Intimate Portrait: Madeline Kahn (03m:42s) is an excerpt from a Lifetime television special about the late actress, and features glowing comments from Brooks, Dom DeLuise, and Lily Tomlin, intercut with scenes from the film.
Additional Scenes (09m:41s) is a set of seven deleted/alternate scenes that were edited into the TV version. Examples include the fart scene with the offending noises removed, and as well a couple of Looney Tune sight gags between Black Bart and Mongo that were added to take the place of scenes that had to be removed before broadcast. Most of these clips are also featured in the Back in the Saddle featurette.
The most curious oddity here is the Black Bart TV Pilot (24m:25s), a failed 1975 show that either proves that some things just don't translate well, or just reinforces that Mel Brooks is really funny. This undeniably unfunny program (though you wouldn't know it from the maniacal laugh track) starred Louis Gossett Jr.(!) in the Cleavon Little role, and also featured comic Steve Landesburg in a supporting role. I dare you to sit through all 24m:25s!
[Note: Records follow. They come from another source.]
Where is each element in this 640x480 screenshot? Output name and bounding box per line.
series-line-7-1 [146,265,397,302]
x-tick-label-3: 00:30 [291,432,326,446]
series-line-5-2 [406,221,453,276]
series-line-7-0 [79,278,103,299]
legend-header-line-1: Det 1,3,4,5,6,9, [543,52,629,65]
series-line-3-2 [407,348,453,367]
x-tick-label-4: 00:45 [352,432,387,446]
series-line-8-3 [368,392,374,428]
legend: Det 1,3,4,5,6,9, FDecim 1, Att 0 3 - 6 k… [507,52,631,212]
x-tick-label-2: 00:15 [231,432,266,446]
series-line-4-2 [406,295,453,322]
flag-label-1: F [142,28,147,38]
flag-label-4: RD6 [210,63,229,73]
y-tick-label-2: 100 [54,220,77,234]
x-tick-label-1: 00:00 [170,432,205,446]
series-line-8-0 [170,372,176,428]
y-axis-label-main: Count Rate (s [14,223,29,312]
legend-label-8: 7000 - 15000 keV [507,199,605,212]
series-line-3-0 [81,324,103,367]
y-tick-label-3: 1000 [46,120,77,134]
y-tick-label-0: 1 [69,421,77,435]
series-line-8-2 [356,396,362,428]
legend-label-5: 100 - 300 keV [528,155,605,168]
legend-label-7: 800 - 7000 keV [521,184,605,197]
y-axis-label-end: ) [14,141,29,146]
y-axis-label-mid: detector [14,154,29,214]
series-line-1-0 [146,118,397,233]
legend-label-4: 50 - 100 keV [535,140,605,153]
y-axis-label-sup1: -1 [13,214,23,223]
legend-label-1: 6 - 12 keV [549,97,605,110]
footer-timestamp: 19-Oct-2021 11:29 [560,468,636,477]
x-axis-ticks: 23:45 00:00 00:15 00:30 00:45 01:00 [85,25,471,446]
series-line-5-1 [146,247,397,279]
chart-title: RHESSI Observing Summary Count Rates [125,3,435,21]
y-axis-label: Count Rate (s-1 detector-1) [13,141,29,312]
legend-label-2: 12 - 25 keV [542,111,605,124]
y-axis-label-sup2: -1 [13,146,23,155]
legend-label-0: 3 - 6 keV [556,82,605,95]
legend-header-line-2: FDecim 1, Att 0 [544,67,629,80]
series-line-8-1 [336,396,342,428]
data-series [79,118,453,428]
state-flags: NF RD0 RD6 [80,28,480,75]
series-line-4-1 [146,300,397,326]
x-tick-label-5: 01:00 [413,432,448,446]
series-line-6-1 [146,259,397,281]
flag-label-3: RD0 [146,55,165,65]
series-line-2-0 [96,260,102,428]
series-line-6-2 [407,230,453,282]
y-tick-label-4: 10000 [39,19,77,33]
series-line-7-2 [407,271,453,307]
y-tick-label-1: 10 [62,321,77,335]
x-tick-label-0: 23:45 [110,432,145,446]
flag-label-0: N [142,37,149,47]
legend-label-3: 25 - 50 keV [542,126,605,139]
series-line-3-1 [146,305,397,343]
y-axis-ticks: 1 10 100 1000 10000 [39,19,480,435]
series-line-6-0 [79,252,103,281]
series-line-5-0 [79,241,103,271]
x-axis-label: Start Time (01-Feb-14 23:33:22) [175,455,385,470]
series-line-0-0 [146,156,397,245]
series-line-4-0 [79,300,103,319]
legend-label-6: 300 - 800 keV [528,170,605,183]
In addition to a lengthy theatrical trailer, the disc is cut into 26 chapters, and features subtitles in English, French and Spanish.
Extras Grade: B
Final CommentsSome of the initial shock value edge has been softened a bit since its debut in 1974, but Blazing Saddles is still a very funny movie crammed full of hokey vaudeville gags, racial slurs, Alex Karras punching a horse, and, of course, that famous campfire scene. All the extras of the 30th anniversary edition are here, and the HD DVD looks far better than any home version of the film has ever appeared.